Gli studi parlano di sintomi paragonabili alla sindrome da carcerati, anche a distanza di tempo. In futuro occorrerà investire anche nella salute mentale.
Dopo una prima fase di tentennamento, il governo italiano ha varato provvedimenti che hanno trasformato l’Italia nel primo paese europeo a instaurare una quarantena precauzionale di massa. Dopo la sospensione di tutte le attività comunitarie e ricreative, il governo sta facendo di tutto per convincere i propri cittadini a rimanere a casa, utilizzando in maniera percussiva tanto i media tradizionali quanto i social. Se inizialmente il consenso per la linea dura voluta dall’esecutivo era pressoché unanime, col passare dei giorni si assiste ad episodi sempre più numerosi di disobbedienza ai divieti, una disobbedienza che raramente contesta politicamente le scelte prese dall’autorità, preferendo aggirarne le disposizioni in sordina. Questi comportamenti vengono stigmatizzati tanto dalla politica e dai media, quanto dai cittadini che osservano in maniera scrupolosa la quarantena.
Ma perché col passare dei giorni (ribadiamo giorni, non mesi) le infrazioni sono sempre più numerose? Perché l’isolamento forzato e la coabitazione coatta hanno un costo psicologico enorme e documentato su cui è necessario riflettere. Precedenti ricerche condotte per la quarantene dovute alla Sars, in Australia e a Taiwan, mostrano come 4 settimane di quarantena bastino a generare nel 28% dei genitori costretti ad essere reclusi con i propri figli, sintomi da stress post-traumatico (per intenderci, simile a quello provato dai militari al ritorno dal fronte). Lo stesso studio ci dice che 3 anni dopo la fine della quarantena, il 10% dei soggetti sottoposti al provvedimento dimostravano sintomi di depressione acuta, legata al trauma non curato del periodo di isolamento. Ancora più alta è la percentuale di danni psicologici di cui soffre il personale medico e infermieristico: il 34% sviluppa stress post traumatico dovuto al mix fra isolamento forzato e all’eccesso di lavoro a cui era sottoposto prima di essere contagiato. Se questo non bastasse, i 2/3 della popolazione sottoposta alla quarantena mostra aumenti significativi di irritabilità, insonnia, ansia e apatia, un mix che facilita esplosioni di violenza ai danni di soggetti deboli come donne, bambini e disabili.
In un altro studio condotto in Senegal sono stati analizzati i collegamenti fra disagio economico dovuto alla quarantena e traumi psicologici: fra chi ha visto diminuire significativamente il proprio fatturato, ha chiuso l’attività o ridotto (quando non perso) il lavoro dipendente, ci sono stati aumenti significativi di depressione, apatia, ansia acuta, senso di inadeguatezza sociale anni dopo la fine della quarantena e la ripresa della vita normale.
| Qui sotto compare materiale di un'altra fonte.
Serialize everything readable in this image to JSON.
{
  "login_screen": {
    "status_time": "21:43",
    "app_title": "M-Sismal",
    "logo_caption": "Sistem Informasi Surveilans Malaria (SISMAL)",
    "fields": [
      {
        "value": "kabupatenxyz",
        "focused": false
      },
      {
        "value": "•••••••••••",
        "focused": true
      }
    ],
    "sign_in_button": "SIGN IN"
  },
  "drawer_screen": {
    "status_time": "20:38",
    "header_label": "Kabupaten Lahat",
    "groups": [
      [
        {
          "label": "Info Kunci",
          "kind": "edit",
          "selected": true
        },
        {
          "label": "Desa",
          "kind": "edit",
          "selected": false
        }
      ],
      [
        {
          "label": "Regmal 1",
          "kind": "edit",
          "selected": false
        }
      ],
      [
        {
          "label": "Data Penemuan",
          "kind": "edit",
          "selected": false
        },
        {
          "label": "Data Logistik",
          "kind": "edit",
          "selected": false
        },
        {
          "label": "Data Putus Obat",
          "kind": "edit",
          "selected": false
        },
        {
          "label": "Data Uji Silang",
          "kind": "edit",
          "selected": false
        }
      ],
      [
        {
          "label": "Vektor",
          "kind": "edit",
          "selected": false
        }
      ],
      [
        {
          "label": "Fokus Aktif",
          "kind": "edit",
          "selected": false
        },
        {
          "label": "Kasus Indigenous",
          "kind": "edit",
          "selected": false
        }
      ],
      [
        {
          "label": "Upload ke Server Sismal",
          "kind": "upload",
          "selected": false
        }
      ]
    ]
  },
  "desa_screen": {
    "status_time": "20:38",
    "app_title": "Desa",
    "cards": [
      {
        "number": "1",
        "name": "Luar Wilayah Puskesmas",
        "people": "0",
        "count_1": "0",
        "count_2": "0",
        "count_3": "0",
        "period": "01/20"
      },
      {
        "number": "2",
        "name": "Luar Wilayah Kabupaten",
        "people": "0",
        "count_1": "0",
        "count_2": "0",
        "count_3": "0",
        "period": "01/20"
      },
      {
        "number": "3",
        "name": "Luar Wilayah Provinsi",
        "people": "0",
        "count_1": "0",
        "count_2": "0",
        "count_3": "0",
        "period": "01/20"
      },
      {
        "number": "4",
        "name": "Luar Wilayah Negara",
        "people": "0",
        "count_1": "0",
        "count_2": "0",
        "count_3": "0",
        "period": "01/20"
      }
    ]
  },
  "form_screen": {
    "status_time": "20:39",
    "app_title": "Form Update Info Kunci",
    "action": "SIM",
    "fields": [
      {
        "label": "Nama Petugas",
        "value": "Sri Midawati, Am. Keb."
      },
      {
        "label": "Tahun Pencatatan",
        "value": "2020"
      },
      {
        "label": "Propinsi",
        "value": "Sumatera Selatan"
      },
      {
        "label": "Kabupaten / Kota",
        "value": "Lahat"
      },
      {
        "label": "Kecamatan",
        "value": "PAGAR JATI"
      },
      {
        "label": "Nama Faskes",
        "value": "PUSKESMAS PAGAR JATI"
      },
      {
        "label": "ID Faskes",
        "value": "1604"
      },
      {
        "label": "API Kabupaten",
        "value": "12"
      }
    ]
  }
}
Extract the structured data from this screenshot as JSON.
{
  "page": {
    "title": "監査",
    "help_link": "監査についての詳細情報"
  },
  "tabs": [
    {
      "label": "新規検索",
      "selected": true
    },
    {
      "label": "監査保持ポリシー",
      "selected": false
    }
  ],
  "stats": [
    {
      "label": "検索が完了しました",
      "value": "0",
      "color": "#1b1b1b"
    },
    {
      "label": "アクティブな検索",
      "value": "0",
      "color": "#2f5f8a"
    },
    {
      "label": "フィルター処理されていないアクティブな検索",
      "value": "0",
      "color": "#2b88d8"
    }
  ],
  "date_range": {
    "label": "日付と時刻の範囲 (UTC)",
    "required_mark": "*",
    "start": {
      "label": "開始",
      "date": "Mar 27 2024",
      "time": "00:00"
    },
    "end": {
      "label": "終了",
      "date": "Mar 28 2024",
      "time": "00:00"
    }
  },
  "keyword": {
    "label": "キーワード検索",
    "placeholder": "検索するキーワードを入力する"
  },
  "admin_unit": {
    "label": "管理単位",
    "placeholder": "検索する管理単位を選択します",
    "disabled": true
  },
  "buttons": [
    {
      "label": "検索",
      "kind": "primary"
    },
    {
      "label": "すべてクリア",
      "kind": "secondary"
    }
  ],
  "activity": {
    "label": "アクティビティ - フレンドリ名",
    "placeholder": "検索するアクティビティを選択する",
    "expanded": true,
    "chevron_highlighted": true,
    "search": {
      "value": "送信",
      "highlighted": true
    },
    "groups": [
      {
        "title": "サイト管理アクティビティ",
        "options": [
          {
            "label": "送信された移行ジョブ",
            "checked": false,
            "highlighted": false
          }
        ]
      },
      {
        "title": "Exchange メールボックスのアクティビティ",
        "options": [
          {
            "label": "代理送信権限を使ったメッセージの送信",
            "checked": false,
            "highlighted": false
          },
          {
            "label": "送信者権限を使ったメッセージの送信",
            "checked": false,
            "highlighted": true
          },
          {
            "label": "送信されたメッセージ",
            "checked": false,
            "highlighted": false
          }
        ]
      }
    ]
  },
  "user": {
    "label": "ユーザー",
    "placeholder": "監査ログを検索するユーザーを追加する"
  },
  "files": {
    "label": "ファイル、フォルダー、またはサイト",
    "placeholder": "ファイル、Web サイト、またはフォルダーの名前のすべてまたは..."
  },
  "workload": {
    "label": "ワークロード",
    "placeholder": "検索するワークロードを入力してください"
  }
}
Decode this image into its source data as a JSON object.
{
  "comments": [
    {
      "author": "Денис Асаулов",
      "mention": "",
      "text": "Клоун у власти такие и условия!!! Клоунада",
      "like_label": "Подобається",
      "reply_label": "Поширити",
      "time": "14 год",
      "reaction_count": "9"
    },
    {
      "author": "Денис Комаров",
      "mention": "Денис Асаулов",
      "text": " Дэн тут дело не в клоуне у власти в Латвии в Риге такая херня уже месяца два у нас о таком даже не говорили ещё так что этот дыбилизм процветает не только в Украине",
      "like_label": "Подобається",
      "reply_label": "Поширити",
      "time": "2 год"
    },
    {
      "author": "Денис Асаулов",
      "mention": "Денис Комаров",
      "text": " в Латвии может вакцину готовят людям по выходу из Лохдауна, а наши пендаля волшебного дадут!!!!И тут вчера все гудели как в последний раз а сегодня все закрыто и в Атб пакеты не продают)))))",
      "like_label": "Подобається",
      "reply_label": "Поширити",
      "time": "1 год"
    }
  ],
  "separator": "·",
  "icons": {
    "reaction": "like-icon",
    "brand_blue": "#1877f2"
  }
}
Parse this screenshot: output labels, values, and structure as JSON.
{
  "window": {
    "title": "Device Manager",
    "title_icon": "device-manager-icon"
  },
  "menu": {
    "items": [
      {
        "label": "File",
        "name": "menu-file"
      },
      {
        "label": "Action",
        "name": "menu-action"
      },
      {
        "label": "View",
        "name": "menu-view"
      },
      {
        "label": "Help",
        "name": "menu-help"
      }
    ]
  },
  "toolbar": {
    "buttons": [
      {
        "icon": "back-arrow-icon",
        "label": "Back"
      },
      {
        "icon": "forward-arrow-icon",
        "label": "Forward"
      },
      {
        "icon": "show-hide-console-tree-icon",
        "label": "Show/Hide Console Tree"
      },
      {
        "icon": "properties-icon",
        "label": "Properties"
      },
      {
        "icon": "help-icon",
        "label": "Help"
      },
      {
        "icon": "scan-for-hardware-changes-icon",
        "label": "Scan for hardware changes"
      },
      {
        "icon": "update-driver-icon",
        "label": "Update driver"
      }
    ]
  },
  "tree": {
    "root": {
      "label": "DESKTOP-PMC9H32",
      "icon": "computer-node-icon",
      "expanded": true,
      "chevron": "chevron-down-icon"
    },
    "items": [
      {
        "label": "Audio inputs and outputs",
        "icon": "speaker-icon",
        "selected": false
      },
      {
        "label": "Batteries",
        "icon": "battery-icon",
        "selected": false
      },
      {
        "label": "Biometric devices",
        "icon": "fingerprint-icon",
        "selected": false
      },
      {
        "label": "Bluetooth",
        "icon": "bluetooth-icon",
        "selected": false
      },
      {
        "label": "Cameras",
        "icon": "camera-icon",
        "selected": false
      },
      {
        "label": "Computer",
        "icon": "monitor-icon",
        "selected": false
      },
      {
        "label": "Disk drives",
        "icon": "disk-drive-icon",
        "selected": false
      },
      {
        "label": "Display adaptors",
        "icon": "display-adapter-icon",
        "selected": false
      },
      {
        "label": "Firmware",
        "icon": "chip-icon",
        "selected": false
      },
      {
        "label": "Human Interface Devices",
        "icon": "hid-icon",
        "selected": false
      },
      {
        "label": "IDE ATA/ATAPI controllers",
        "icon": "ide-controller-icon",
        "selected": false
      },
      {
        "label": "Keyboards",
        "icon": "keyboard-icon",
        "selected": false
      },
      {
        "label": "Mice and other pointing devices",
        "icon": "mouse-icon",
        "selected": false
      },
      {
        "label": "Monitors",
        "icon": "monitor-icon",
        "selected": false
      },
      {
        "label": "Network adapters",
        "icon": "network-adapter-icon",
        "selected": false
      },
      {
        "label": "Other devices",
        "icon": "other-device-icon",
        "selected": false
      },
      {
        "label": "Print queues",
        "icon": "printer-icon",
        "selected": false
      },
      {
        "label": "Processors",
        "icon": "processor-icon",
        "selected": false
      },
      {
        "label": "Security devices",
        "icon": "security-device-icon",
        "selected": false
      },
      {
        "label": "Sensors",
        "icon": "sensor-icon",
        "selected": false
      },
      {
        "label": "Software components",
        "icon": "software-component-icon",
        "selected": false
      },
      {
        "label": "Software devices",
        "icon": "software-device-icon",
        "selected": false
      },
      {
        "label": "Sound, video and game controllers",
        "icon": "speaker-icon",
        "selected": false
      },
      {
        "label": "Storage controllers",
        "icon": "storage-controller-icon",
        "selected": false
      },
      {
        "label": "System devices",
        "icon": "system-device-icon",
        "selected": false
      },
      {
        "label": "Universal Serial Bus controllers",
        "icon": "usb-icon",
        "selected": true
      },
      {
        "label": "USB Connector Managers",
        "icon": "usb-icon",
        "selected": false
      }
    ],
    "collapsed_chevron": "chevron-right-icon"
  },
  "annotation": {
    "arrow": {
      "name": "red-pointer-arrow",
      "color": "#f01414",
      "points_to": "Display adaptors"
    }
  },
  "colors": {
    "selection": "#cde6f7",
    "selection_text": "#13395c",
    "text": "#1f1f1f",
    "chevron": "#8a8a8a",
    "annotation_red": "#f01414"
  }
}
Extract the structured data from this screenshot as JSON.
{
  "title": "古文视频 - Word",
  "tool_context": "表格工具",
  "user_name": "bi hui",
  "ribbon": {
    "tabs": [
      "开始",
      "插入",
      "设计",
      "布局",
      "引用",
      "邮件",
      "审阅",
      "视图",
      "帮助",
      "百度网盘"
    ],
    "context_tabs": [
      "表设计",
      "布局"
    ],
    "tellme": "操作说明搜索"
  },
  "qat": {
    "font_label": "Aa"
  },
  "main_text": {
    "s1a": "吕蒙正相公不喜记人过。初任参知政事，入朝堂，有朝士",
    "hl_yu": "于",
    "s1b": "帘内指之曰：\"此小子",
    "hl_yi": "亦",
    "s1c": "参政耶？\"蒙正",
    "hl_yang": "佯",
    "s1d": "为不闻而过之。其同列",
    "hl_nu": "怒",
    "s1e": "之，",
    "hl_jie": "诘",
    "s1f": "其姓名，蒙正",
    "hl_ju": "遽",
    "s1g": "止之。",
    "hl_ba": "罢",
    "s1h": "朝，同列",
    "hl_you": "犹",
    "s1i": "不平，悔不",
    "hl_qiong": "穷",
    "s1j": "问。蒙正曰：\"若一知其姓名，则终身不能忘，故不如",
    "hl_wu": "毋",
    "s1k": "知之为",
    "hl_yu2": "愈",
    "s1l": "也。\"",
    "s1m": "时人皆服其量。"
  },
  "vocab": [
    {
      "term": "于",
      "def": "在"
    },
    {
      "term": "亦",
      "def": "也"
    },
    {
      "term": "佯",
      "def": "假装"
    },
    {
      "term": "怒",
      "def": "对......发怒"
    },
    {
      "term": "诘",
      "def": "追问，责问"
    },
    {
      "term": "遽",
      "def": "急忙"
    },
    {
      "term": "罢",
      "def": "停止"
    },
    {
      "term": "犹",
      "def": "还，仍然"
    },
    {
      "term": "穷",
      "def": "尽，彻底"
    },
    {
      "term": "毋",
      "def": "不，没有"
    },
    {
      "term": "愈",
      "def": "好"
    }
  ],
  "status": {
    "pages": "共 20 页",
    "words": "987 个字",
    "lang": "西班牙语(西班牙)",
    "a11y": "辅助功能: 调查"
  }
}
Questo fenomeno diventa particolarmente grave lì dove i quarantenati sono costretti a chiedere aiuto finanziario a parenti e/o amici per poter sopravvivere, demolendo così la loro immagine di uomini (e donne) capaci di provvedere a se stessi. Di fronte a questi pochi dati, risulta evidente che le notizie che i media mettono sotto la rubrica di costume (il famoso aumento di divorzi post quarantena in Cina) sono frutto di dinamiche socio-psicologiche dovute all’isolamento forzato e non a inadeguatezza individuale.
Quello che assolutamente occorre capire è che più si prolunga la quarantena di massa, più il disagio psicologico si farà grave e richiederà d’essere curato: danni significativi si manifestano appena dopo 4 settimane di isolamento e/o coabitazione forzata, e questi danni si fanno sentire in alcuni casi anni dopo la fine della reclusione. I paper scientifici (e non i titolisti dei giornali) paragonano esplicitamente i sintomi della quarantena a quelli provati dai carcerati, trovando analogie significative fra le due condizioni. Questo significa che già da ora dobbiamo cominciare a pensare nuove forme di solidarietà e vicinanza con cui ricreare il tessuto relazionale appena sarà finita la quarantena, perché i danni inferti da questo sospensione forzata della normale vita sociale saranno enormi. Inoltre è necessario premere perché il governo destini adeguate risorse a chi per professione cura i problemi psicologici, voce di spesa talmente marginale per il nostro sistema sanitario da rasentare il ridicolo. Il coronavirus ci costringe dunque a ripensare totalmente il nostro approccio alla salute mentale, alla sanità pubblica, alla socialità: una sfida politico-culturale nuova che deve essere affrontata con idee e soluzioni nuove. Ne saremo capaci?